War of the Noses (with whisky stain)

The Macallan/Decanter
War of the Noses

Morning of Competition

Shortly after joining the Bristol Wine Circle I was asked to participate in a Malt Whisky tasting competition in London.  I claimed I had absolutely no experience with whisky but Andrew stood firm in his belief that I would be beneficial to the team.  Besides, there was the morning train ride from Bristol to London during which I could study.  John was an avid whisky drinker and possessed an unparalled collection of miniatures.  He would bring them for training purposes.

Eight of us headed out that one winter morning.  Our team was composed of Andrew Scott (president of the Wine Circle), John (the Treasurer), Iain Dalrymple Ward, Robin Lincoln, Eva Schwarzer, myself, and two others whose names I have forgotten.   We took over a bunch of seats with a table and watched as John unzipped his duffel bag then set out dozens of miniature bottles.  Thus began my crash course in the Highlands, Lowlands, Campbeltown, different distillery styles, ages, geography, and history.  I was lost!  And I was amazed.  It was perfectly acceptable for eight university students to be sniffing whisky on a train first thing in the morning.


The competition was sponsored by The Macallan and Decanter magazine.  It was hosted by Imperial College and located at their South Kensington campus near the Royal Albert Hall.  There were three teams: Cambridge University (I am 90% sure it was not Oxford), Imperial College, and the University of Bristol.  These competitions had been dominated by Cambridge because there was one taster, who, as I was told grew up drinking whisky.  We mingled about a bit.  Besides us tasters there were the corporate sponsors and the “Macallan girls”.  We settled down in chairs to watch a video that provided an overview of Malt Whisky and the Macallan.

The Author

The teams would be judged on individual tasting scores and team answers for written questions and a map test.  There were five whiskys for the invidual tasting.  For each whisky we were to identify the area and the brand name for a maximum of five points.  The whiskys were Glendiddich, Bowmore, 18-year-old St Magdalene, Springbank, and 10-year-old Macallan.  In my “nosing notes” I partially circled St  Magdalene.  While I would love to suggest it was the one whisky I identified incorrectly, I strongly suspect it was the only one I identified correctly.

Iain Laughing

There were 19 questions such as, “Name the five main stages in the process by which Malt Whisky is made? (Bonus point awarded for correct order.)”  For the map test we were to locate the following distilleries: The Macallan, Highland Park, Pulteney, Talisker, Bladnoch, Glenkinchie, and Glen Scotia.  There was a question for the tie-breaker, “What is the best time to drink The Macallan?”

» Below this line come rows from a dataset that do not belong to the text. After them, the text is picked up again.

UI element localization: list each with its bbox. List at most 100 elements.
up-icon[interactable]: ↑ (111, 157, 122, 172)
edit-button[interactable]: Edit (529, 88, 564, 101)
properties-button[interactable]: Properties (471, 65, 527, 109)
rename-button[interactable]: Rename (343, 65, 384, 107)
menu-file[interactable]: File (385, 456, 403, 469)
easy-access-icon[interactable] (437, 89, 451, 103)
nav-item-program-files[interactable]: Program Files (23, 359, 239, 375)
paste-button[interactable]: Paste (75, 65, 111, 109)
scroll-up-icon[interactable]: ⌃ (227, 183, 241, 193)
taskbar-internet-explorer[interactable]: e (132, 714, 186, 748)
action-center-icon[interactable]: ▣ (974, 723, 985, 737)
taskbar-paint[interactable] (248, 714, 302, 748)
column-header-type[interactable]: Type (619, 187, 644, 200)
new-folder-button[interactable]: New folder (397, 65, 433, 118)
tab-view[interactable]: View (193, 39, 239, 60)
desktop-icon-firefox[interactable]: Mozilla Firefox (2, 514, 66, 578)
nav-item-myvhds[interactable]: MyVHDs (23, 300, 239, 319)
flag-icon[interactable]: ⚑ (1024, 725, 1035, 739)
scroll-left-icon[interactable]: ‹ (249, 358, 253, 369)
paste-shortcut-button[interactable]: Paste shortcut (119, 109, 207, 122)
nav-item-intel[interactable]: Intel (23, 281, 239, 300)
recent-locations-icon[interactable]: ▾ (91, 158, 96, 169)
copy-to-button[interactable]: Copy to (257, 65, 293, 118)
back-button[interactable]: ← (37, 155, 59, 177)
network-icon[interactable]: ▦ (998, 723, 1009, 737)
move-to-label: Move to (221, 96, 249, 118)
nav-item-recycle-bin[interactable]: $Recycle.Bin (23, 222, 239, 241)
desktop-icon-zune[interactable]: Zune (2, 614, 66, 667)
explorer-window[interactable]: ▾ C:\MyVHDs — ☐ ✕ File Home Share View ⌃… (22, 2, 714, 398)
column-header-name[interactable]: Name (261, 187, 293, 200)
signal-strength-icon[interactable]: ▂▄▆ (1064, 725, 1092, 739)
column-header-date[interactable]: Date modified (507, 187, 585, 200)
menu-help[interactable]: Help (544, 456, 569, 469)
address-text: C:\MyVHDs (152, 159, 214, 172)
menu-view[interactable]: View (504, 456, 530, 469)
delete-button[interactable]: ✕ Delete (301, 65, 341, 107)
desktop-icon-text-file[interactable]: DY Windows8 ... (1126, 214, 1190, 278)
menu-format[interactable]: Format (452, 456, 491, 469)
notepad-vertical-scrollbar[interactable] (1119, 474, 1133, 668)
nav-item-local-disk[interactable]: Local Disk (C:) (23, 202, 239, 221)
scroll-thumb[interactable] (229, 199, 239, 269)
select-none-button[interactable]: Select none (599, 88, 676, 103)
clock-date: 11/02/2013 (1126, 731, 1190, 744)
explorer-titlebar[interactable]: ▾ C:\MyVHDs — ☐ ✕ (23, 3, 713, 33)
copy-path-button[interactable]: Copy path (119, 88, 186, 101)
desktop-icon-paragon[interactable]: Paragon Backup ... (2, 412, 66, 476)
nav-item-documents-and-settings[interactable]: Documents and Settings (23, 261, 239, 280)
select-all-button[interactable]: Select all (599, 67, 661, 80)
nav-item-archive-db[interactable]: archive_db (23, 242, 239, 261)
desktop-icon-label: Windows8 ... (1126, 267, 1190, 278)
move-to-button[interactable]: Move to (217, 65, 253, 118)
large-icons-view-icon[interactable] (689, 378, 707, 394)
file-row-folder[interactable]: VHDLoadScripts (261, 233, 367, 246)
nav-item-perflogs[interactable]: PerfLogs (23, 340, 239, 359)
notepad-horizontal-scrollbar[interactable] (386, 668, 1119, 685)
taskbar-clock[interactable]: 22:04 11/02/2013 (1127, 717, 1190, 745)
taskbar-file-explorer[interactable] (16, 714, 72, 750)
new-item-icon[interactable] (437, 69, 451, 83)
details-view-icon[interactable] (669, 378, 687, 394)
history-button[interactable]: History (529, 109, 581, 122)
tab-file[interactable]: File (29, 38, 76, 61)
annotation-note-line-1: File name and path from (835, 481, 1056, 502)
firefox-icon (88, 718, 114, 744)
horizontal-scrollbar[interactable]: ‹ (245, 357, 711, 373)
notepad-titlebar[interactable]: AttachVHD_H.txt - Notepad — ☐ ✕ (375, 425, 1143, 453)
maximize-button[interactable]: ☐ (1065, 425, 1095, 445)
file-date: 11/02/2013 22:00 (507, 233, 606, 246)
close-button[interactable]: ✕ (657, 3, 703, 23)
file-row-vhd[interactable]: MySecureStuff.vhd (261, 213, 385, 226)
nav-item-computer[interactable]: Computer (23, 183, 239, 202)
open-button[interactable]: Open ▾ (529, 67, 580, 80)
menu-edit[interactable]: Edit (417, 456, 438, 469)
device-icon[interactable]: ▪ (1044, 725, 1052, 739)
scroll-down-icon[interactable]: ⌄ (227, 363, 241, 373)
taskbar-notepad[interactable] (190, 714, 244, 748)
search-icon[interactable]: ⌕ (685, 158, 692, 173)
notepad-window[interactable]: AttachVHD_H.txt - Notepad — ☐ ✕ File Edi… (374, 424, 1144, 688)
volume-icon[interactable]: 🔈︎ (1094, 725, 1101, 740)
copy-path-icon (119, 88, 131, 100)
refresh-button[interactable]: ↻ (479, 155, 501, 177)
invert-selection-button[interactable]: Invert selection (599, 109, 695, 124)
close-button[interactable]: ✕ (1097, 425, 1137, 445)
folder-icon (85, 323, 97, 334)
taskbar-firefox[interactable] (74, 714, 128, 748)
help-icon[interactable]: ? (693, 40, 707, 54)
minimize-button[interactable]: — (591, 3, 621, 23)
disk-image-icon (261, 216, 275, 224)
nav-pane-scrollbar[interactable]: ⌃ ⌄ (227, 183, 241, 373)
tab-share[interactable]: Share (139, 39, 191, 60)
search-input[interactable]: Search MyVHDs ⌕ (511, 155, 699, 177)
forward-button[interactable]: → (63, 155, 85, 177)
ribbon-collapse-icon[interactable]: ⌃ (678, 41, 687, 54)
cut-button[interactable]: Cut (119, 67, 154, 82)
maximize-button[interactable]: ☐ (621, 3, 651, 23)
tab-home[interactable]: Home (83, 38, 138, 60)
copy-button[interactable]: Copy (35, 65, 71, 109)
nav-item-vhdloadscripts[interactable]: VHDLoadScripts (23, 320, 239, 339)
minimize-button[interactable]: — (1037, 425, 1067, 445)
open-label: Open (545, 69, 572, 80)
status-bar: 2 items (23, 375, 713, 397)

Iain and Andrew Nosing Whisky

After we turned in our sheets we could grab a glass from a banquet table that supported an ample supply.  The “Macallan girls”, kind of like cheerleaders in skirt-suits, walked around pouring unlimited glasses of whisky while the sheets were scored.  As expected, the one taster from Cambridge dominated the individual portion.  We suspected his father poured his first dram when he was a toddler, he was that good.  But the final results were based on the sum of both individual and team scores.  So in the end we barely missed first place, maybe by one point, thus we were awarded second.  I seem to recall that I was the offender because I misspelt Bladnoch or Glenkinchie on the map.  First place received a case of Macallan and we received a single bottle.  On our way out we nabbed a barely touched bottle of Macallans and conveniently forgot to return some glasses.


Most of our group headed to a nearby wine bar.  We had a few glasses of wine while we laughed about the day.  I imagine we ate something but I cannot recall eating that day.  We caught our evening train back to Bristol.  I was beat, probably burnt out by all of the strong alcohol, Eva and I had a relaxing ride home.  Iain, Andrew, John, and Rob tucked into the open bottle of whisky.  They finished the bottle and barely made it out of the train before it departed again.  As we were walking down the middle of the street from Bristol Temple Meads, Rob swore loudly because he left his expensive, wooden umbrella on the train.  He regained perspective and we all walked to our homes, glowing, merry, talking loudly.